Economics professor Honest Ngowi of Mzumbe University said: “The issue of removing tariffs for imported goods will make Tanzania the dumpsite for the foreign products. This will kill our local trade and factories.” He explained that the country has no industrial muscles, technology and capital to match other partners in the deal meaning it would not produce enough for the expanded market thus ending being a consumer.
“Imported goods will be as and more likely cheap as the local goods and the fact that their standards will be superior to ours, consumers will likely rush to the imported goods and shun locally produced ones,” he explained.
Prof Ngowi added that the free market arrangement would also make Tanzania lose revenue from levies and taxes on imported and exported goods.
“The government should thoroughly assure itself on this before committing to the deal that will further lead the country into darkness economically,” he said.
Initially, the European Union (EU) and East African Community (EAC) deal intended to have Europe open up its market for exports from the region duty free, while the region offers quota-free access to the bloc.
This will open up 80 per cent of its market to foreign products in 25 years.
The final bloc’s commitment on EPA, whose negotions between the two blocs started in 2002, by the EAC Heads of State was pushed back to January next year on Thursday to give room for further reflections on the treaty before the signing.

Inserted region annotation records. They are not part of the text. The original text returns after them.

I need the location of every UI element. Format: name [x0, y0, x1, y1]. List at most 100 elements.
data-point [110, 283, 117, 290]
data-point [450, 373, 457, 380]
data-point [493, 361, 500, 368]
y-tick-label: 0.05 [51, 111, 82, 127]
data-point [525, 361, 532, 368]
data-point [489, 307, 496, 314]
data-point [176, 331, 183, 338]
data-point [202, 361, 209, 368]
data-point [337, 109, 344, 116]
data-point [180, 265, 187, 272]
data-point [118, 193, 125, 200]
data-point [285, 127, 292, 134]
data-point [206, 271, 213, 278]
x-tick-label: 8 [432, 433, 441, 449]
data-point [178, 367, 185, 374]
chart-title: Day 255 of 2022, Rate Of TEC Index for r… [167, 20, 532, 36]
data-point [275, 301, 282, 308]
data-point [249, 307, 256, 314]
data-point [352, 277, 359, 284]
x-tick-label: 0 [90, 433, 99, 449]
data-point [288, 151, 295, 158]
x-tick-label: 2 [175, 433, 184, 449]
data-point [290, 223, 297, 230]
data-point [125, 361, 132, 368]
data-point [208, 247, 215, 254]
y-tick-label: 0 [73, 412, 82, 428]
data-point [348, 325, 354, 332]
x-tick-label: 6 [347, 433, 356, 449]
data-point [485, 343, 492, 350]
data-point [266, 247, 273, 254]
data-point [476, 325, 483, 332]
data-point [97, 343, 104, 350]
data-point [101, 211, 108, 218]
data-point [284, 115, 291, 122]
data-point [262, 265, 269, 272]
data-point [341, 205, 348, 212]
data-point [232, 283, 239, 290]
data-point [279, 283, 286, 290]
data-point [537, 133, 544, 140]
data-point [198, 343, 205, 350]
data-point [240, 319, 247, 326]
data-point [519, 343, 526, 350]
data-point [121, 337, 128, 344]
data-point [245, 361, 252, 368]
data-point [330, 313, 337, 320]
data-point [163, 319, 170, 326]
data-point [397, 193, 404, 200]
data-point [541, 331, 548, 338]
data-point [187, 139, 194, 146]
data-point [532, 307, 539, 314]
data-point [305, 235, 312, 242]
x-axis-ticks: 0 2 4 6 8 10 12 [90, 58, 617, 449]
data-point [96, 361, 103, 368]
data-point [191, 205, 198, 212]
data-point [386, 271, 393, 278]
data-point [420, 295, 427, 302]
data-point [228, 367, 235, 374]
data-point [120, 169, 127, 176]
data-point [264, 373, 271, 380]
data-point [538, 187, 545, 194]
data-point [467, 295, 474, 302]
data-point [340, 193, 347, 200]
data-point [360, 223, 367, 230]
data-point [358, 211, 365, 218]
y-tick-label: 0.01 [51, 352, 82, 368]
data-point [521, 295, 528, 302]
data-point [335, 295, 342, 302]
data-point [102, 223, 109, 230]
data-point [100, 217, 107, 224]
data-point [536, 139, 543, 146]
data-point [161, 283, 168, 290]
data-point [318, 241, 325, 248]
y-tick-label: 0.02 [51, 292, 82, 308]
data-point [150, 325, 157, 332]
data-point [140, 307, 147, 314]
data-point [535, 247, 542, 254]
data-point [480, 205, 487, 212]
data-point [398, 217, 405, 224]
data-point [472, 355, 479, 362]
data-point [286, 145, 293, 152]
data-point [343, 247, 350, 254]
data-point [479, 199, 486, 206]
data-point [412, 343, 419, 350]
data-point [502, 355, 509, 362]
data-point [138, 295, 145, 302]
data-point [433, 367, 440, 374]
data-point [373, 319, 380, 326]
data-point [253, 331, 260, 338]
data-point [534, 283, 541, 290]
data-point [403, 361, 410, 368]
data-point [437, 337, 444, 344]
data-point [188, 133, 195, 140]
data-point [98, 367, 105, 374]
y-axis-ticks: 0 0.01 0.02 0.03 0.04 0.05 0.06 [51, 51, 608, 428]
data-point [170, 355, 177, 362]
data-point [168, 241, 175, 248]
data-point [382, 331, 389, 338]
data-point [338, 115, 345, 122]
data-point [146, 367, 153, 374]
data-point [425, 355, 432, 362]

One of the issues for the postponement was raised by President Magufuli who questioned how the Community would safeguard Tanzania’s industries against competition from European manufacturing sector.
Another issue was whether or not EAC would become a destination for agricultural produce from EU and how the bloc would protect local agriculture sector which is the largest contributor to the GDP.
During the conference Ugandan President Yoweri Museveni said this interim period should be used to plead with EU to bend back and accommodate fears of the countries such as Tanzania.